Friday, January 2, 2026

A Method for Producing a Uniform Shuffle with Dice

I ran across this problem as I was reading Root: The Roleplaying Game. The game takes place in The Woodland, which is made up of twelve clearings (i.e. towns). The game comes with a few different Woodland maps you can use as is, but there is also a method for procedurally generating your own unique Woodland. A couple of these steps require rolling to randomly pick values off a list. This is fairly standard in RPGs, but here there are uniqueness constraints where you have to reroll if you get a value twice, which begins to get annoying as you exhaust values. I thought, there has to be a better way.

In computer programs, the usual way of doing this would be to shuffle your list, and pick the first however many items. A lot of languages will have a library method you can call, and if not, the algorithm for a uniform shuffle is not complicated. But, I was using paper, pencil, and dice. Could I figure out a good method for a uniform shuffle using those tools?

The Method

Start by listing your items, in any order.

A
B
C
D
E
F
G

Next, roll a die for each item on the list and write down the result.

A    3
B    1
C    5
D    3
E    3
F    1
G    2

Continue this process until you have generated a unique number for each item on the list.

A    345
B    165
C    551
D    326
E    323
F    111
G    214

You can now sort the list using these randomly generated numbers, and you'll have a randomly shuffled list.

F    111
B    165
G    214
E    323
D    326
A    345
C    551

For a slightly more efficient method, you can continue to only generate digits for items on the list that have the same value. In the above example the generated numbers might look like this instead.

A    34
B    16
C    5
D    326
E    323
F    11
G    2

From here, you can sort lexicographically by the generated numbers.

Analysis

I've done some very basic Monte Carlo simulations, and if your goal is to shuffle a list, this method does seem to require fewer rolls than the naive method of rerolling. However, the improved efficiency is small-ish. To make things easy on myself, I simulated shuffling a 20 item list using a 20 sided die. The break even point, where it was more efficient to reroll was around 17. That is, if you're selecting fewer than 17 items off the list, you're likely better off selecting and rerolling, rather than shuffling the whole list.

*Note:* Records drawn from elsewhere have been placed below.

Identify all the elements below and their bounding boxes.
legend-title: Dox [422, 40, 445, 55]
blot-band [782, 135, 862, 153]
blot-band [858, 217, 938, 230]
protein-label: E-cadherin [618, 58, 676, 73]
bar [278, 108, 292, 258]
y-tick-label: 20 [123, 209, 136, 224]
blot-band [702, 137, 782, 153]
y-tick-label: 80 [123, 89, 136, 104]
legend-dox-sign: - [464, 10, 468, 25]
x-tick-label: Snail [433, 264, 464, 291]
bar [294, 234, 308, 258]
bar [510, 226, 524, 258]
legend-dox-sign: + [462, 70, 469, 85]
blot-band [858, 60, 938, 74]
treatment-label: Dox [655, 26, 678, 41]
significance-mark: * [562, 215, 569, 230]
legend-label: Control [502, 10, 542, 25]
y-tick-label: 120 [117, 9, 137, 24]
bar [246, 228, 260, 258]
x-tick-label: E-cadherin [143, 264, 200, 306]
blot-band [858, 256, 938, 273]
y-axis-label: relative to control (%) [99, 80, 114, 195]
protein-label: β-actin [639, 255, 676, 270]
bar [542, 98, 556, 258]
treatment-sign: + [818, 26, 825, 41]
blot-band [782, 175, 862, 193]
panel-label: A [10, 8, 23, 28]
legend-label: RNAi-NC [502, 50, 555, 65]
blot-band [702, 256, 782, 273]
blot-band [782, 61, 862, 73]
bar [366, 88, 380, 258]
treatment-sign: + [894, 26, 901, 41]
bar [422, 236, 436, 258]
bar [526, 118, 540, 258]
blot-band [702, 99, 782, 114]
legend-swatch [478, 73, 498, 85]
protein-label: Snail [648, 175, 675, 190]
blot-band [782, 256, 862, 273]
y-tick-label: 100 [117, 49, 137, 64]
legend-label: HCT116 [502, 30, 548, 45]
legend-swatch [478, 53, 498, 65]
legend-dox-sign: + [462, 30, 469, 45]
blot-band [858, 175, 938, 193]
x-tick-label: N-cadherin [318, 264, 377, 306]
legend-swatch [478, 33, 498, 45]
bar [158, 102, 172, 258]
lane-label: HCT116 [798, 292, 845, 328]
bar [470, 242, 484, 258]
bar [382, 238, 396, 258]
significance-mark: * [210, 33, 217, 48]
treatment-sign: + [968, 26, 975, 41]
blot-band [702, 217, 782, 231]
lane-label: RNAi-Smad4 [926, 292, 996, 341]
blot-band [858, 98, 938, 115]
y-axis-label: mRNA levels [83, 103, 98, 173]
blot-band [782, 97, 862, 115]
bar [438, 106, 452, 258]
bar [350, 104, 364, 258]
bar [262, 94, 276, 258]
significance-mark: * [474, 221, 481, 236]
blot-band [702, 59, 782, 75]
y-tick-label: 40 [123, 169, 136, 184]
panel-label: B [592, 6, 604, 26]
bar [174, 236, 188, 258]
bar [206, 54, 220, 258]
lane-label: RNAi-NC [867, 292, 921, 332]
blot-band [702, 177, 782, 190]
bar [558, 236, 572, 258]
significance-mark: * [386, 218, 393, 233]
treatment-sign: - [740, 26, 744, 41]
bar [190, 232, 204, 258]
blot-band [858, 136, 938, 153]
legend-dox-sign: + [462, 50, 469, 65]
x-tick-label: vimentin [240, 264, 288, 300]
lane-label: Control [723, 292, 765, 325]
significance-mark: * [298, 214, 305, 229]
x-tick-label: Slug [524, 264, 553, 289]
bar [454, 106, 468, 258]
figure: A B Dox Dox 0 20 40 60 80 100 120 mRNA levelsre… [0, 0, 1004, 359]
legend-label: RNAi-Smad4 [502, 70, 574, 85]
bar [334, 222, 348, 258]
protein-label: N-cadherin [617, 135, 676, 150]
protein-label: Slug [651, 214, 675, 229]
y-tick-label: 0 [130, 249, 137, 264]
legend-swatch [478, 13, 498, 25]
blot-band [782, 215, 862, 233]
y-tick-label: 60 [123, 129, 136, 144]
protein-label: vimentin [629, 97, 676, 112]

Another drawback is that it becomes unwieldy if the list is too long. In the case of Root, the largest table you would need to sort is a list of eighteen town names. Sorting a typical table of one hundred items would be pretty tedious. However, this can be mitigated a bit by rolling a large number of dice at the same time.

So, while the utility of this method is somewhat limited, it does still have some nice properties. This should give you a statistically uniform random shuffle, where all permutations are equally likely to occur. Off the top of my head, it should even give you a statistically random shuffle if your dice are biased in some way. Another very nice property is that it works with any size list, and any size die.

In conclusion, all I really did here was nerd snipe myself with a fun little problem.